# Hack your hands and play Chopin perfectly



## regressivetransphobe (May 16, 2011)

http://www.newscientist.com/article...ets-you-pluck-strings-like-a-musical-pro.html



> Hand-hacking lets you pluck strings like a musical pro
> 
> WANT to learn a musical instrument, but can't find the time to practise? A device now under development can take control of your hand and teach you how to play a tune. No spirits of dead musicians are involved.
> 
> ...


Creepy, in my opinion.


----------



## Polednice (Sep 13, 2009)

When I saw the title of this thread, I was being inadvertantly old-fashioned and read 'hack' to mean 'chop off'. I wondered how hacking off your hands would possibly make you _more_ capable of playing Chopin... apparently this alternative hacking isn't much better!


----------



## Ravellian (Aug 17, 2009)

Yeah, this is pretty stupid. Trust the Japanese to come up with something like that...


----------



## Meaghan (Jul 31, 2010)

Polednice said:


> When I saw the title of this thread, I was being inadvertantly old-fashioned and read 'hack' to mean 'chop off'. I wondered how hacking off your hands would possibly make you _more_ capable of playing Chopin... apparently this alternative hacking isn't much better!


I did the same, and was expecting something like this:




Oh dear!


----------



## Kieran (Aug 24, 2010)

Ravellian said:


> Yeah, this is pretty stupid. Trust the Japanese to come up with something like that...

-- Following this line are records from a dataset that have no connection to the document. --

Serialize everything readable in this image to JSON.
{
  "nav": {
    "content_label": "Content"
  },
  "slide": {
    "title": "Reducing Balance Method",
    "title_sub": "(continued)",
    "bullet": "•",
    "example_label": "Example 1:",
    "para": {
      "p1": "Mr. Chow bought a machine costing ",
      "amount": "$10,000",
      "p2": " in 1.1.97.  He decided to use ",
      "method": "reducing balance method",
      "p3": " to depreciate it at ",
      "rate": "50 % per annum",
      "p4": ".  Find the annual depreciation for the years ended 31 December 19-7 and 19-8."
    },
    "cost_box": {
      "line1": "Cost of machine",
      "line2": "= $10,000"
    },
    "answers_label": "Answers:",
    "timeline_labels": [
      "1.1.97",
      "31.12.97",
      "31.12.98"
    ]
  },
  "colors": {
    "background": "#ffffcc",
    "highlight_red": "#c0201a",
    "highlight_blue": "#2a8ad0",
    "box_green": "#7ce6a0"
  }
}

Yep. And now they're working on a machine that helps you pull classic Lead Guitar-faces through the random jolts of electric shocks in the arches of your feet...


----------



## Sofronitsky (Jun 12, 2011)

I feel like if you want to learn an instrument badly enough to hook electrodes to your arm, you probably already have the time and dedication for a teacher.


----------